Dentro de las cartas que me gustan menos está El Papa, y desde luego como todas tiene su lado positivo, el que marca el camino, el instructor, el aprendizaje, lo sagrado, el gurú, lo que quieras que se adapte, pero por otra parte creo que en su lectura negativa es el malo del tarot.

Olvídate del Diablo, a ese ya lo ves venir, a este no, es aquel del  que dirías: ¡quien lo hubiera pensado!, ¡quien lo hubiese dicho!, claro, va vestido de papa, escondido detrás de una imagen de inocencia, la cual te impide ver la realidad al fijarte solo en la apariencia.

Veamos un punto interesante, imagen 1, el arcano El Papa, la mano que bendice, la cual he señalado con un círculo es la postura que emplea el papa de Roma cuando hace una bendición,  en la imagen superior derecha está la misma mano con la sombra correspondiente, si la mirásemos de forma negativa sería lo contrario, o sea, cuando el papa de Roma maldice a alguien, lo nombra anatema (maldito), y lo entrega a Satanás, entonces esa mano cambia, pues el ritual lo requiere, adoptando la forma inferior derecha, o sea, la postura que adopta con su sombra, la imagen en si ya es significativa.

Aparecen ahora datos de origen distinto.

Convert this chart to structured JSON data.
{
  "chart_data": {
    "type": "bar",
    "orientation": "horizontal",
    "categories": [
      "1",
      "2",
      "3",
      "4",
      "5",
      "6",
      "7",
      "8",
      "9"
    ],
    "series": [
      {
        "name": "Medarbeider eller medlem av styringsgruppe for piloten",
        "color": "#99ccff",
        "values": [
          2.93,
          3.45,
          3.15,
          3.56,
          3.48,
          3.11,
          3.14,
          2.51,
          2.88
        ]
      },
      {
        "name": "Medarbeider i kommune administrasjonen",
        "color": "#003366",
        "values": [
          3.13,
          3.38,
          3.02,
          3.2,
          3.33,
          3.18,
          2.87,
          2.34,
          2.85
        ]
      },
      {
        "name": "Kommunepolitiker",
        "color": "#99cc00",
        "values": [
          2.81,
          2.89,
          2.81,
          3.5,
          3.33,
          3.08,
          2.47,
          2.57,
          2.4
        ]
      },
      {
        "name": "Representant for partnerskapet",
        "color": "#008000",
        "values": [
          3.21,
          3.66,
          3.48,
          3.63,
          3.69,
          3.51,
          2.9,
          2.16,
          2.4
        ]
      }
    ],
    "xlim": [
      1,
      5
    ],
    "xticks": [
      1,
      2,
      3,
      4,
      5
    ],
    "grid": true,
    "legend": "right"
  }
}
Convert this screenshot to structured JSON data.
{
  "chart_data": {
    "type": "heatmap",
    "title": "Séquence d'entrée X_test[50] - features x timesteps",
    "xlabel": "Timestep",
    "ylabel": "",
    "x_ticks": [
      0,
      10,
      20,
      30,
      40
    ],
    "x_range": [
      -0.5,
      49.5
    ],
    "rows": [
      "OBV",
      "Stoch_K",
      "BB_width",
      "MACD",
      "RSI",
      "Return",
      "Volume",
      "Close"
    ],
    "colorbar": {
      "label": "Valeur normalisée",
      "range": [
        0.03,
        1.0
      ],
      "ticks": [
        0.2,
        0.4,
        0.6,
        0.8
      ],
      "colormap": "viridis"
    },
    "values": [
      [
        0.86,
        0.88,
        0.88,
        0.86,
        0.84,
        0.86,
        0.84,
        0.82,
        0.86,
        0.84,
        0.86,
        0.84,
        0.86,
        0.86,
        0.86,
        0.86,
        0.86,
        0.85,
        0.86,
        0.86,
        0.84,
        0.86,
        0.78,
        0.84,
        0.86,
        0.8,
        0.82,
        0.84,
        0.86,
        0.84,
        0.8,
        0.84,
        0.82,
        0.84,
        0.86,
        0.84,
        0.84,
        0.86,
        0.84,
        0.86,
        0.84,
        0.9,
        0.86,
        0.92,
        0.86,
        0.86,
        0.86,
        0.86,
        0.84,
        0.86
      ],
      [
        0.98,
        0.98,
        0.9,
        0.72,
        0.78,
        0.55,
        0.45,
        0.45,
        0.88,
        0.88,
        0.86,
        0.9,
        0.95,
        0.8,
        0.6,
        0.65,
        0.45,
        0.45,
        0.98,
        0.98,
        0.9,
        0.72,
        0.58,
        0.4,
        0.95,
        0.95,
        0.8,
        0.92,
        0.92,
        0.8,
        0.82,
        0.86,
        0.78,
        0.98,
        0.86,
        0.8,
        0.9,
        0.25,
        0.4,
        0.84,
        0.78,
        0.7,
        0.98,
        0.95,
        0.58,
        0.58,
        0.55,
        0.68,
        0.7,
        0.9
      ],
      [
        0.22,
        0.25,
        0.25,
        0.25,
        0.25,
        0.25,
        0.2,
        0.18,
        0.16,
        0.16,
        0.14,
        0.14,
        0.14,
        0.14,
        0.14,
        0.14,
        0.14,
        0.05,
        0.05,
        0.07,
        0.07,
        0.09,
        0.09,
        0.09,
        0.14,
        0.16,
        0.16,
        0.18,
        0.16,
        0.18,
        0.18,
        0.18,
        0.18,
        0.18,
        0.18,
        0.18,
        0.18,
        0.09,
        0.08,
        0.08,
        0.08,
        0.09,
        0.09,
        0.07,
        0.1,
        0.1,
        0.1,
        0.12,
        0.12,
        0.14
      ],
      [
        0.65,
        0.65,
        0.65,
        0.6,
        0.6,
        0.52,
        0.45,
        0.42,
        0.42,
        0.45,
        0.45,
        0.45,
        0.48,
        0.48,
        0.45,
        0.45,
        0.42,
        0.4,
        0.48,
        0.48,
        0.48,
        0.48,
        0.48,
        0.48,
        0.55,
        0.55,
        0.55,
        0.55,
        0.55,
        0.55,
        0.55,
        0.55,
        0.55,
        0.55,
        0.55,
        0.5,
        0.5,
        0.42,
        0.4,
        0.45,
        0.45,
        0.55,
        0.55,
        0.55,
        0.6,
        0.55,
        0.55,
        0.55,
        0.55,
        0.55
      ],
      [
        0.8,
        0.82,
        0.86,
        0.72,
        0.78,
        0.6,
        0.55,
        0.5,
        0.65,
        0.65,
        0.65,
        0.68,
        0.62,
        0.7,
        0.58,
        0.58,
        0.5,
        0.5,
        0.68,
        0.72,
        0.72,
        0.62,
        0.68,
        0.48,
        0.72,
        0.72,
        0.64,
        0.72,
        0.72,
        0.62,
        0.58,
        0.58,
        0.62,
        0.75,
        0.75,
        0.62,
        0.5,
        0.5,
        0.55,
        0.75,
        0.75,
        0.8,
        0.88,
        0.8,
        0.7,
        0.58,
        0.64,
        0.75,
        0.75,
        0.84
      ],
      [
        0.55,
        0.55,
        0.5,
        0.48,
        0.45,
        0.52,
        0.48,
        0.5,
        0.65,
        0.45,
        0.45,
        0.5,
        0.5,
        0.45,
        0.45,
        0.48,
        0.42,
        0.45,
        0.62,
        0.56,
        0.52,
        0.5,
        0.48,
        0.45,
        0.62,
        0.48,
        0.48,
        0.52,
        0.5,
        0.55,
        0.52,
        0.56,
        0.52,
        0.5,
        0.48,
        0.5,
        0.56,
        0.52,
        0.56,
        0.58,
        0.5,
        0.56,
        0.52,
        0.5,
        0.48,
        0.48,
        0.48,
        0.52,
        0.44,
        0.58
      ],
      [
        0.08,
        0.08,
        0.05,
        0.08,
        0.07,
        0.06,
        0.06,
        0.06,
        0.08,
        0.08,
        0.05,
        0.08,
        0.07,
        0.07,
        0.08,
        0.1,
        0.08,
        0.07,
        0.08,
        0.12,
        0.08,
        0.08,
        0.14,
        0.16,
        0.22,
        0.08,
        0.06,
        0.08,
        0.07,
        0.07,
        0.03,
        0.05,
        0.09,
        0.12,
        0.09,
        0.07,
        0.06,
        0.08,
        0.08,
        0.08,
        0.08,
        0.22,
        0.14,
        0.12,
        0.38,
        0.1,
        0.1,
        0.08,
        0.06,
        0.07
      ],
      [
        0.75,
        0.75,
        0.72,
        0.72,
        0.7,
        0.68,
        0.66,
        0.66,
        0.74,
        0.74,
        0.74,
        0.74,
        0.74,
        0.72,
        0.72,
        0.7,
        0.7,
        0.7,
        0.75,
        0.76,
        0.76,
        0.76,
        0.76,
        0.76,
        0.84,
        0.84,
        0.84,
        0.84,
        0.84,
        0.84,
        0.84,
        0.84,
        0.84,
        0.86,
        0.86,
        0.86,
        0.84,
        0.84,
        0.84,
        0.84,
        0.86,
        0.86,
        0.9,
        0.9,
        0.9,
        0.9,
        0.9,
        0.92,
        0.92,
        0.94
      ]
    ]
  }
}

Hay otras coincidencias, claro, no solo esta, pero ese ya es otro post, sería lo que suelo llamar secretos y curiosidades del tarot, por eso me encanta el tarot de Marsella, unos personajes tan rígidos en apariencia, con caras de cafetera, pero con unos mensajes y unos secretos tremendos, están a la vista de todos, solo hay que ir descubriéndolos.